Play the lexicon game from the slideshow with students. A lexicon is the vocabulary of a language, people, or subject. Every field has its own set of words. For example, basketball players use terms like free throw, alley-oop, slam dunk, playmaker, and brick. Lawyers use terms like jurisprudence, precedent, dissent, habeas corpus, and tort. At a Star Trek convention, you might hear Trekkies talk about Klingons, beam me up, warp speed, or mind meld.

The Lexicon game is a Kahoots game where students choose which word is used by a branch of the military. A good way to extend this activity is to have students choose a sport, hobby, or job that interests them and research a list of words that are used in that field. Students can then use their new word lists to play the game.

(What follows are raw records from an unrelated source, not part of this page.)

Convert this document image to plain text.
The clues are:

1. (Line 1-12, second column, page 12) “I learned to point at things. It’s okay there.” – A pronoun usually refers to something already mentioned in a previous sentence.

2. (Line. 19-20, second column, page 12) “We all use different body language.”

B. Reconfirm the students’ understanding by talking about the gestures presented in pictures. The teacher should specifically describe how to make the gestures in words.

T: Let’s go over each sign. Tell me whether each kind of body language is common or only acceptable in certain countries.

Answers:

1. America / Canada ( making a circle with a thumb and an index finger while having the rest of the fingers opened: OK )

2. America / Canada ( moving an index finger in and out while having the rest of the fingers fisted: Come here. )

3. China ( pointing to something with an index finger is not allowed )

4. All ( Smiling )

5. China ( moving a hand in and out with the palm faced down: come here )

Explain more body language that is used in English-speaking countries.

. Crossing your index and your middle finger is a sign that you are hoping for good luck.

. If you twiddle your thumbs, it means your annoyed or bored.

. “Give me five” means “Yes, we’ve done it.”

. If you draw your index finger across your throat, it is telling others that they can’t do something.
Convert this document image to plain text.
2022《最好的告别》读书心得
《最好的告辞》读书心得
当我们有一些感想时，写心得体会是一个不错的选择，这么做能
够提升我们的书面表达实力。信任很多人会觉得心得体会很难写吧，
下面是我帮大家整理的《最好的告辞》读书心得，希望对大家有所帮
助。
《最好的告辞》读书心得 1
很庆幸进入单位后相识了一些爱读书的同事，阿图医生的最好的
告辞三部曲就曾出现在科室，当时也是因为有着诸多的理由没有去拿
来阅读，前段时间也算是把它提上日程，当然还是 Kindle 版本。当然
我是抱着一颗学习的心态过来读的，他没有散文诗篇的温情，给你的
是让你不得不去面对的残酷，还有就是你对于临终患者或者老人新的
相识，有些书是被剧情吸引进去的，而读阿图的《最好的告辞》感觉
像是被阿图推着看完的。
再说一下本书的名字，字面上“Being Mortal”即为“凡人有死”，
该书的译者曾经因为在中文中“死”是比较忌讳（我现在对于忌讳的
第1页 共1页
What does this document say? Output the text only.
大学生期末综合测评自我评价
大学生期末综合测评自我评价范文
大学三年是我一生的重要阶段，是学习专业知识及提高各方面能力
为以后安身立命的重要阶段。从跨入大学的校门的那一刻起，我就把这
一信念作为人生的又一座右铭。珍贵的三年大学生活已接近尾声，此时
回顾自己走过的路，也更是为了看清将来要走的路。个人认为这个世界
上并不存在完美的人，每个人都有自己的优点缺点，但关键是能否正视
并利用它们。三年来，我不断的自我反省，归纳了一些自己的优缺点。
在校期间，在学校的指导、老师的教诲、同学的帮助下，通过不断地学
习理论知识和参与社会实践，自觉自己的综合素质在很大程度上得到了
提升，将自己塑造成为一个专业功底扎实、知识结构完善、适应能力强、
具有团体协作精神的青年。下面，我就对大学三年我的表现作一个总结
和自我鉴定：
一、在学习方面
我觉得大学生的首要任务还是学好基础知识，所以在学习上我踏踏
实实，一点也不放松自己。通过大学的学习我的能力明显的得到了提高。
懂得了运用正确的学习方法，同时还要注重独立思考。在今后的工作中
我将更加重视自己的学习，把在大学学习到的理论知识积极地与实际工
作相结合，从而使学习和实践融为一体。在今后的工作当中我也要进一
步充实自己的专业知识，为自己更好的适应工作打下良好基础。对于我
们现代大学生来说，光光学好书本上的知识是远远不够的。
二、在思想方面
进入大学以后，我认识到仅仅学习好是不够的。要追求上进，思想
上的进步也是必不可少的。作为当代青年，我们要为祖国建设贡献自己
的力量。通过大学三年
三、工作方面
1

Just like other topics have their own vocabulary, LEGO has its own lexicon. When identifying different types of bricks and plates, you state how many studs are lengthwise and widthwise on the LEGO piece. For example, the Lego brick below is called a "4x2" brick because it has four studs along the long side and two across. The plate is called a "3 x 1" plate because it has three studs in one direction and two in the other. To practice identifying bricks and plates, students will find different bricks and plates and stack them together.

Plates or other bricks can also be used to make new bricks. One brick is the same height as three plates stacked on top of each other. Three 3x1 plates can be stacked on top of each other to make a 3x1 brick. This method is often used to make patterns like stripes. Small bricks can also be put together to make bigger ones. Two 2x2 bricks can be put together to make a 4x2 brick. So, if you can't find a certain size of brick, you can make your own. Students will practice putting smaller bricks together to make bigger ones.

A LEGO challenge is the final activity. Students will build a house out of the following LEGO pieces: five 2x2 bricks, four 2x3 bricks, three 4x2 bricks, two 2x5 bricks (made by putting together two 2x3 bricks and two 2x2 bricks), and one brick made out of plates. They can also use other bricks, but these must be part of their building. I remind students to use the LEGO vocabulary to ask other students for bricks, but I've found that they do this on their own. As the students finish their houses, they can be put together to make a LEGO village. If a student finishes early, he or she can build more things for the village.